Diferente?

bobo

Numa entrevista, ao tentar soletrar o nome cheio de invenções gramaticais, a repórter não se contém:

Por que um nome tão difícil para uma sorveteria?

É para ficar diferente — responde o orgulhoso empresário.

O cliente entra na loja para comprar um sofá e, ao ver que os encostos são assimétricos, pergunta para o vendedor por que eles são assim. E o vendedor, com ar de especialista, declara:

É para dar um toque a mais, para ficar diferente.

Que legal, comprar um apartamento novinho. Mas “Isle di Thaylannd Emotion Drive”? O que quer dizer isso e o que tem a ver com a obra? O corretor esclarece, com propriedade.

Ah, isso não é nada, é para ficar mais chique, diferente.

A propaganda é até engraçadinha, mas o que aquele anão vestido de marinheiro tem a ver com o produto? O publicitário secretamente confidencia:

Não tem nada a ver, mas fica mais criativo, conceitual, diferente.

O designer apresenta uma marca gráfica cheia de ornamentos árabes para uma cantina italiana. É só pressionar um pouquinho que ele revela:

É que eu achei legal, tipo assim, fica diferente.

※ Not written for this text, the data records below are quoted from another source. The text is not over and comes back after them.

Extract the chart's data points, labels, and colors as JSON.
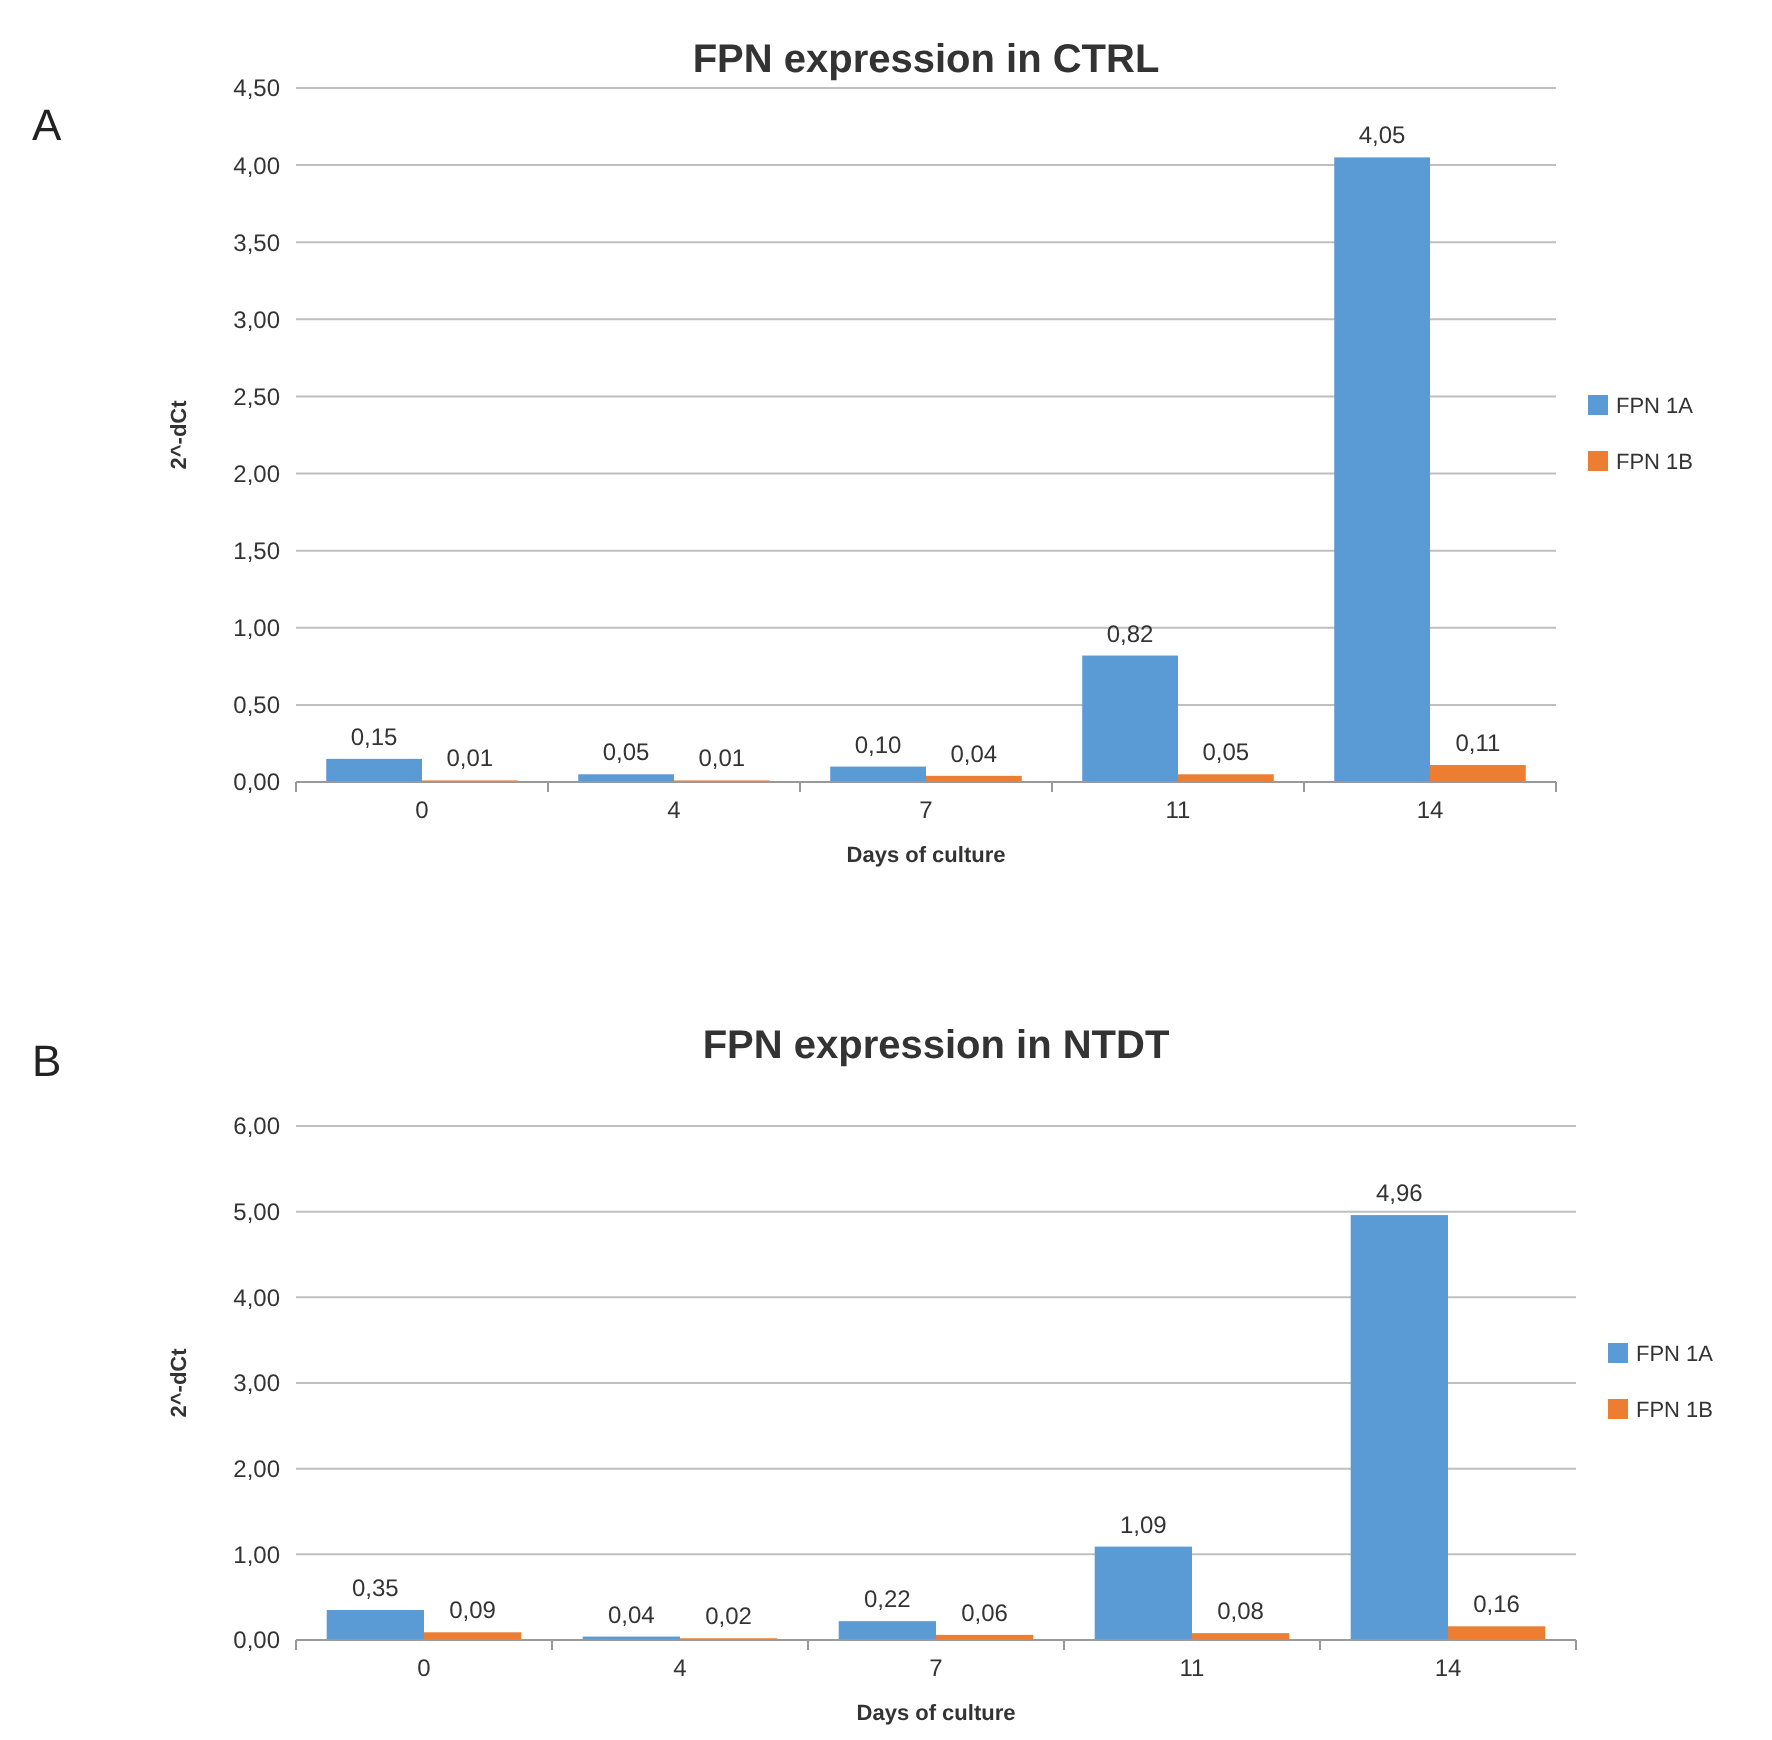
{
  "chart_data": [
    {
      "type": "bar",
      "title": "FPN expression in CTRL",
      "xlabel": "Days of culture",
      "ylabel": "2^-dCt",
      "annotations": [
        "A"
      ],
      "categories": [
        "0",
        "4",
        "7",
        "11",
        "14"
      ],
      "series": [
        {
          "name": "FPN 1A",
          "color": "#5b9bd5",
          "values": [
            0.15,
            0.05,
            0.1,
            0.82,
            4.05
          ],
          "value_labels": [
            "0,15",
            "0,05",
            "0,10",
            "0,82",
            "4,05"
          ]
        },
        {
          "name": "FPN 1B",
          "color": "#ed7d31",
          "values": [
            0.01,
            0.01,
            0.04,
            0.05,
            0.11
          ],
          "value_labels": [
            "0,01",
            "0,01",
            "0,04",
            "0,05",
            "0,11"
          ]
        }
      ],
      "ylim": [
        0,
        4.5
      ],
      "yticks": [
        {
          "value": 0,
          "label": "0,00"
        },
        {
          "value": 0.5,
          "label": "0,50"
        },
        {
          "value": 1,
          "label": "1,00"
        },
        {
          "value": 1.5,
          "label": "1,50"
        },
        {
          "value": 2,
          "label": "2,00"
        },
        {
          "value": 2.5,
          "label": "2,50"
        },
        {
          "value": 3,
          "label": "3,00"
        },
        {
          "value": 3.5,
          "label": "3,50"
        },
        {
          "value": 4,
          "label": "4,00"
        },
        {
          "value": 4.5,
          "label": "4,50"
        }
      ],
      "grid": "y",
      "legend": "right"
    },
    {
      "type": "bar",
      "title": "FPN expression in NTDT",
      "xlabel": "Days of culture",
      "ylabel": "2^-dCt",
      "annotations": [
        "B"
      ],
      "categories": [
        "0",
        "4",
        "7",
        "11",
        "14"
      ],
      "series": [
        {
          "name": "FPN 1A",
          "color": "#5b9bd5",
          "values": [
            0.35,
            0.04,
            0.22,
            1.09,
            4.96
          ],
          "value_labels": [
            "0,35",
            "0,04",
            "0,22",
            "1,09",
            "4,96"
          ]
        },
        {
          "name": "FPN 1B",
          "color": "#ed7d31",
          "values": [
            0.09,
            0.02,
            0.06,
            0.08,
            0.16
          ],
          "value_labels": [
            "0,09",
            "0,02",
            "0,06",
            "0,08",
            "0,16"
          ]
        }
      ],
      "ylim": [
        0,
        6
      ],
      "yticks": [
        {
          "value": 0,
          "label": "0,00"
        },
        {
          "value": 1,
          "label": "1,00"
        },
        {
          "value": 2,
          "label": "2,00"
        },
        {
          "value": 3,
          "label": "3,00"
        },
        {
          "value": 4,
          "label": "4,00"
        },
        {
          "value": 5,
          "label": "5,00"
        },
        {
          "value": 6,
          "label": "6,00"
        }
      ],
      "grid": "y",
      "legend": "right"
    }
  ]
}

O arquiteto cisma que o projeto precisa ter uma janelinha em um lugar inacessível. E teima.

Pode ir por mim, todo mundo vai gostar, vai ficar diferente.

O webdesigner resolve usar como metáfora para o site uma escavação arqueológica, onde cada item do menu é um pedaço de osso.O cliente acha estranho, o site é de uma imobiliária.

Fica tranqüilo, eu tenho um banco de imagens ótimo de arqueologia. Vai fazer o maior sucesso, não tem nenhum concorrente assim. Seu site vai ficar diferente.

A vendedora da loja sugere um cinto que não tem nada ver com você nem com nenhuma das suas roupas. Ante a sua recusa, ela insiste:

Leva, querida, vai ficar diferente.

O vitrinista cria um cenário natalino cheio de cavalos selvagens e orquídeas azuis. O dono da loja estranha.

Deixa de ser careta, seu João. Esse projeto é exclusivo, sua loja vai ser a única diferente.

Os brindes de final de ano da empresa são chaveiros temáticos com ilhas caribenhas. A empresa produz equipamentos odontológicos. O dono explica que o pessoal do marketing foi contra, mas ele queria alguma coisa diferente.

Essa palavra, “diferente” e sua versão mais hype, a tal “diferenciada” carrega armadilhas perigosas. Se um profissional tem uma das duas na ponta da língua, cuidado. A tradução correta de “fiz assim para ficar diferente” é “fiquei com preguiça de pensar, dei uma enrolada e vê se não enche”.

Gente que pensa, projeta, raciocina, sempre tem excelentes argumentos para defender seus projetos. E são argumentos bem diferentes, pode acreditar.

Lígia Fascioni | www.ligiafascioni.com.br

5 Responses

  1. 4 novembro 2008 at 5:18 pm

    Olá, Ligia.
    Postagem perfeita. Adorei.
    Bem diferente! (sem segunda intenção)
    Um abraço,
    Carlos – DecorandoTudo!
    http://badedesign.blogspot.com

  2. 7 novembro 2008 at 4:54 pm

    Antes de ser diferente, é preciso ser original!

    Tudo que existe tem uma razão, se não tem uma razão, não tem porque existir.

  3. Junior Madureira
    Responder
    12 novembro 2008 at 1:53 am

    Muito bom! 😉

  4. 11 janeiro 2011 at 11:50 pm

    Lígia, adoro esse teu texto, sempre lembro dele.
    Não lembro se li em Novembro de 2008, quando tu postaste. Mas lembro de ter comentado na agência (digital) que trabalho e mandado pros mais queridos.
    Hoje, resolvi republicar o texto no meu “blog” (que eu só uso pra guardar textos e citações que acho muito boas. O texto tá lá, com créditos e link pro original. Espero que não se incomode. Parabéns, mais uma vez, pelo texto.